Simplify[Eigenvalues[jac]]

Output =

{(-500000 - 100 d12 - 100 d21 - 
 
                                                   2
     Sqrt[-200000000 d21 + 10000 (5000 + d12 + d21) ]) / 100000000, 
 
  (-500000 - 100 d12 - 100 d21 + 
 
                                                   2
     Sqrt[-200000000 d21 + 10000 (5000 + d12 + d21) ]) / 100000000}

- which always have negative real part. So, the equilibrium solutions are stable (attracting.)

- Initial Conditions and Corresponding Solutions

If we assume that the lake is initially clean, we have the following initial conditions: 

Input := 

ic1 = p1[0] == 0;
ic2 = p2[0] == 0;

Here's the general solutions:
sol1 and sol2 (in terms of the unspecified parameters d12, d21, and V.) 

Input := 

ans = Flatten[DSolve[{e1, e2, ic1, ic2}, {p1[t], p2[t]}, t]];

Input := 

sol1 = p1[t] /. ans[[1]];
sol2 = p2[t] /. ans[[2]];

- Here are some sample graphs of solutions and comments on the results...

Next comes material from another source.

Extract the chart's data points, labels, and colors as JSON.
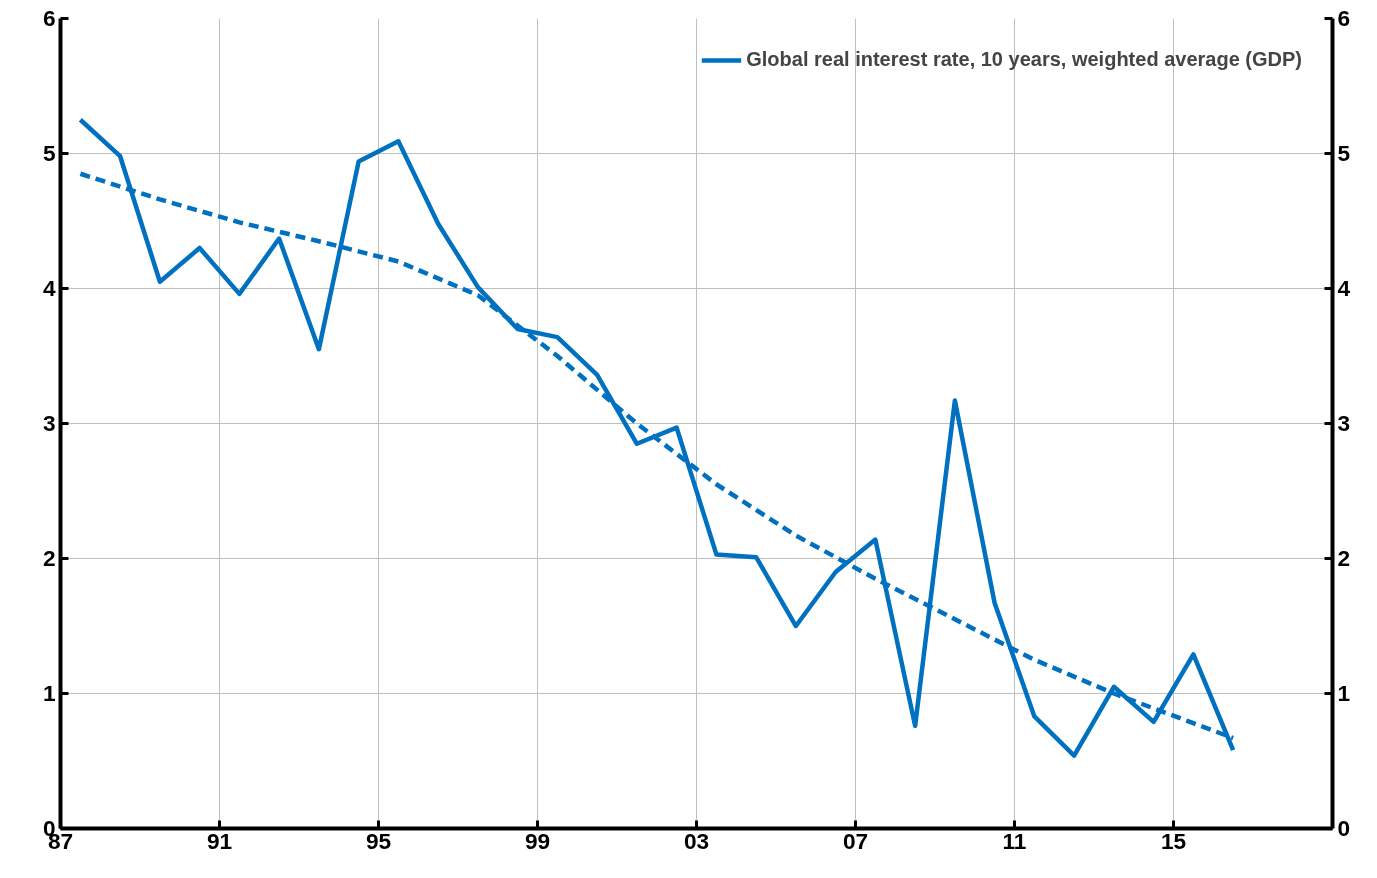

Here we show that when d12 = d21 is small, p1(t) and p2(t) are quite different and p1(t) > p2(t) (which makes sense since most particulate matter remains near the surface where it came into the lake water), while as d12 = d21 -> infinity, mixing becomes instantaneous throughout the lake and p1(t) and p2(t) coalesce. The animation further demonstrates that p2(t) increases from nearly zero (the initial weight of pollutants) as the diffusivity increases, while p1(t) decreases with increasing diffusivity since more of the pollutants are able to cross to the other layer.

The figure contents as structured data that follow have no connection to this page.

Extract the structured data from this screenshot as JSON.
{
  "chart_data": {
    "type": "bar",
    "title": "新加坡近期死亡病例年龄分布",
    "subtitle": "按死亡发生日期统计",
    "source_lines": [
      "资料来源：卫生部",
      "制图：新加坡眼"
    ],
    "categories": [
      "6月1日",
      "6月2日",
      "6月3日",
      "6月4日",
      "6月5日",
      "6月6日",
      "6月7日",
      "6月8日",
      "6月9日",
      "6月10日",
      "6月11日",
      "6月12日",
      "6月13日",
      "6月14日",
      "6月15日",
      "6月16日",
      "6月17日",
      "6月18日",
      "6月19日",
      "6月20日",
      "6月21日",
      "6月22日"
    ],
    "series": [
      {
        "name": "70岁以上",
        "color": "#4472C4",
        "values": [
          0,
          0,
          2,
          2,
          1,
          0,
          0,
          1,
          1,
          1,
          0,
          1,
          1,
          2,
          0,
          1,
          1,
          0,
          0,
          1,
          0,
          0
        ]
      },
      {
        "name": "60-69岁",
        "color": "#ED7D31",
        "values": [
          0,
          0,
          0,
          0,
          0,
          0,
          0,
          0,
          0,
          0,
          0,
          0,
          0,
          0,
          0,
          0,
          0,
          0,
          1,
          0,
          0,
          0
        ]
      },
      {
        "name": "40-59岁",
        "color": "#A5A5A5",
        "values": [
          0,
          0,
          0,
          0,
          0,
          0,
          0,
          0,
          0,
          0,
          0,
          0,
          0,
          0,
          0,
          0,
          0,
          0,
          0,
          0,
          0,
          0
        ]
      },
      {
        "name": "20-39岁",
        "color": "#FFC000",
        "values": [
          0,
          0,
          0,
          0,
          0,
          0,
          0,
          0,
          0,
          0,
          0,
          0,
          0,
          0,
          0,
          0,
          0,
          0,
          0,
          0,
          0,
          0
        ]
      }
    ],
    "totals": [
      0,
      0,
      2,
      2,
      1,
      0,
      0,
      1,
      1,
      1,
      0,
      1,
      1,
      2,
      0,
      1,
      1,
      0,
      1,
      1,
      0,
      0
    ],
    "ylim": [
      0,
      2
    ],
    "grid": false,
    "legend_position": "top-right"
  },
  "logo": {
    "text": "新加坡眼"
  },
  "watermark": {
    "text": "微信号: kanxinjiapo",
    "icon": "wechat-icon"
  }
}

(In the animation, the parameter d12 = d21 increases exponentially. The thicker curve is p1(t).) 

Input := 

Do[Plot[{sol1 /. {d12 -> N[Exp[i]], d21 -> N[Exp[i]]},
      sol2 /. {d12 -> N[Exp[i]], d21 -> N[Exp[i]]}},
 {t, 0, 100},
 PlotStyle -> {AbsoluteThickness[2],
               AbsoluteThickness[1]},
 AxesLabel -> {"minutes", "pollutant weight"},
 PlotRange -> {{0, 100}, {0, 350000}}],
    {i, 5, 13}]

- Here, we consider the affects of changing the ratio of the diffusivities. This is done by letting alpha = d12/d21 and then fixing -- say d21 = 1 while varying d12 both above and below 1000.

In the animation, the parameter alpha increases exponentially. The thicker curve is p1(t).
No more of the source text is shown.